🤖 AI Summary
Developers spend approximately 58% of their time understanding codebases, yet current large language models (LLMs) generate only function-level documentation and fail to capture repository-scale architectural patterns and cross-module interactions. Method: We propose the first fully automated, multilingual (seven languages) repository-level documentation generation framework. It employs hierarchical decomposition, recursive agent collaboration, and dynamic delegation to precisely model system architecture and data flow, simultaneously producing natural-language descriptions and visual artifacts—including architecture diagrams and data flow diagrams. The framework integrates multimodal content synthesis and introduces CodeWikiBench, a dedicated evaluation benchmark for automated quality assessment.
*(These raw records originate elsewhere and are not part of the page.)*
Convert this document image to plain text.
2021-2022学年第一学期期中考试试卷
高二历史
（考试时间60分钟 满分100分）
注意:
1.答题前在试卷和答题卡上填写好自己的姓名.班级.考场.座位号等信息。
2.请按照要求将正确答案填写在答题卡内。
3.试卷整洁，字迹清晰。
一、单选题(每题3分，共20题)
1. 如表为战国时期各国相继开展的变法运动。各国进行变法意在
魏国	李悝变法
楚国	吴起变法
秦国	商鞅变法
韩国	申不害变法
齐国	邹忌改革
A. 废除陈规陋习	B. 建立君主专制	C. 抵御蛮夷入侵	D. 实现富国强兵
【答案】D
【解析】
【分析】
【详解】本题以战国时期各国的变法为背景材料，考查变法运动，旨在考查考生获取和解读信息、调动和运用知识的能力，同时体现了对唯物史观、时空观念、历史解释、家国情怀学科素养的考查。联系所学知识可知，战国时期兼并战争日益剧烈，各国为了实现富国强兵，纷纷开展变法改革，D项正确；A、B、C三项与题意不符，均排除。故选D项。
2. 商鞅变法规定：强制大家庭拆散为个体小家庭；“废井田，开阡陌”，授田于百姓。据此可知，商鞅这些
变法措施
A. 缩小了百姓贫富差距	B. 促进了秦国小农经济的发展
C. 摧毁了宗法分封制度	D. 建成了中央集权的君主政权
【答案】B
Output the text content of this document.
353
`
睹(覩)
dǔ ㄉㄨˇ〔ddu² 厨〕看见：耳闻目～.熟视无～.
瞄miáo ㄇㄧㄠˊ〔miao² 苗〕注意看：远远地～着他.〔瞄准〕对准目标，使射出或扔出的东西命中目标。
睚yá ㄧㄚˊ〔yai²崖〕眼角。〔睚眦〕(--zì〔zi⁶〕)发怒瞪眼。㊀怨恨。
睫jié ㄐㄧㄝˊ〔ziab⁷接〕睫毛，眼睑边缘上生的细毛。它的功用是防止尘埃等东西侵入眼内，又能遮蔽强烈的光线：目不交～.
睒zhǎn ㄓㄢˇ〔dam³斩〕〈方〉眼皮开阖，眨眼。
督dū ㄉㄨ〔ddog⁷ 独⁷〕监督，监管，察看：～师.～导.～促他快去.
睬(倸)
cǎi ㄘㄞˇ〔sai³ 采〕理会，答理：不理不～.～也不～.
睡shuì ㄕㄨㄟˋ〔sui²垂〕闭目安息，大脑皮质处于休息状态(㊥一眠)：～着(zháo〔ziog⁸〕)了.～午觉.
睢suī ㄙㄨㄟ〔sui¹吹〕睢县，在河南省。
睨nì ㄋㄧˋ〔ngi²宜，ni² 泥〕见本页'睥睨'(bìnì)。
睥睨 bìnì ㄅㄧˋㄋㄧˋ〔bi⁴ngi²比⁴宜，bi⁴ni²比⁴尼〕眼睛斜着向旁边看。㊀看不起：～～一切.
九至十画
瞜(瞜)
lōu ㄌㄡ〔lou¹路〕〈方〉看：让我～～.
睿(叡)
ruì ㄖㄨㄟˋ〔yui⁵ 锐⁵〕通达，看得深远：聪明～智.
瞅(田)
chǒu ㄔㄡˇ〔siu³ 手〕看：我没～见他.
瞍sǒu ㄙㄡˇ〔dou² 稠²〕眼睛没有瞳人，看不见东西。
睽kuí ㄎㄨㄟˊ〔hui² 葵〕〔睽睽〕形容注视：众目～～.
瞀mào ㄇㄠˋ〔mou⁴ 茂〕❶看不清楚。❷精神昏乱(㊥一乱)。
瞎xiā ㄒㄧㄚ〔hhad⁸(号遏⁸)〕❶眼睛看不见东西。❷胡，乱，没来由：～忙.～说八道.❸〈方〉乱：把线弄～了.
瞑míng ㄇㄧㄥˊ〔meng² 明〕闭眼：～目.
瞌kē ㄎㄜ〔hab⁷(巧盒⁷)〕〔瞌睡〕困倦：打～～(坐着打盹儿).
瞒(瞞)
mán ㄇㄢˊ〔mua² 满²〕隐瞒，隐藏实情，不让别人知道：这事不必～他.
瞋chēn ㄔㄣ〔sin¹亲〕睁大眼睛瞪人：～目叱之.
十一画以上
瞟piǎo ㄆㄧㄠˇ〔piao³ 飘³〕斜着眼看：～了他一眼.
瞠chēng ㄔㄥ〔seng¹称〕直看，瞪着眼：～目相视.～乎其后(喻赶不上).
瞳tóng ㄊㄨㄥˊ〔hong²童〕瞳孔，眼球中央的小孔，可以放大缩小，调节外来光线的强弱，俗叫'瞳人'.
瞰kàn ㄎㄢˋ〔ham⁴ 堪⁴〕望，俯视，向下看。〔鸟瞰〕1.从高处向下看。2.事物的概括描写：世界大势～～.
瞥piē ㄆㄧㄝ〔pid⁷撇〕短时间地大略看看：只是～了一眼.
Contribution/Results: On CodeWikiBench, closed-source and open-source models achieve quality scores of 68.79% and 64.80%, respectively—significantly outperforming existing baselines—demonstrating superior scalability and accuracy in repository-level documentation generation.
📝 Abstract
Developers spend nearly 58% of their time understanding codebases, yet maintaining comprehensive documentation remains challenging due to complexity and manual effort. While recent Large Language Models (LLMs) show promise for function-level documentation, they fail at the repository level, where capturing architectural patterns and cross-module interactions is essential. We introduce CodeWiki, the first open-source framework for holistic repository-level documentation across seven programming languages. CodeWiki employs three innovations: (i) hierarchical decomposition that preserves architectural context, (ii) recursive agentic processing with dynamic delegation, and (iii) synthesis of textual and visual artifacts including architecture diagrams and data flows. We also present CodeWikiBench, the first repository-level documentation benchmark with multi-level rubrics and agentic assessment. CodeWiki achieves 68.79% quality score with proprietary models and 64.80% with open-source alternatives, outperforming existing closed-source systems and demonstrating scalable, accurate documentation for real-world repositories.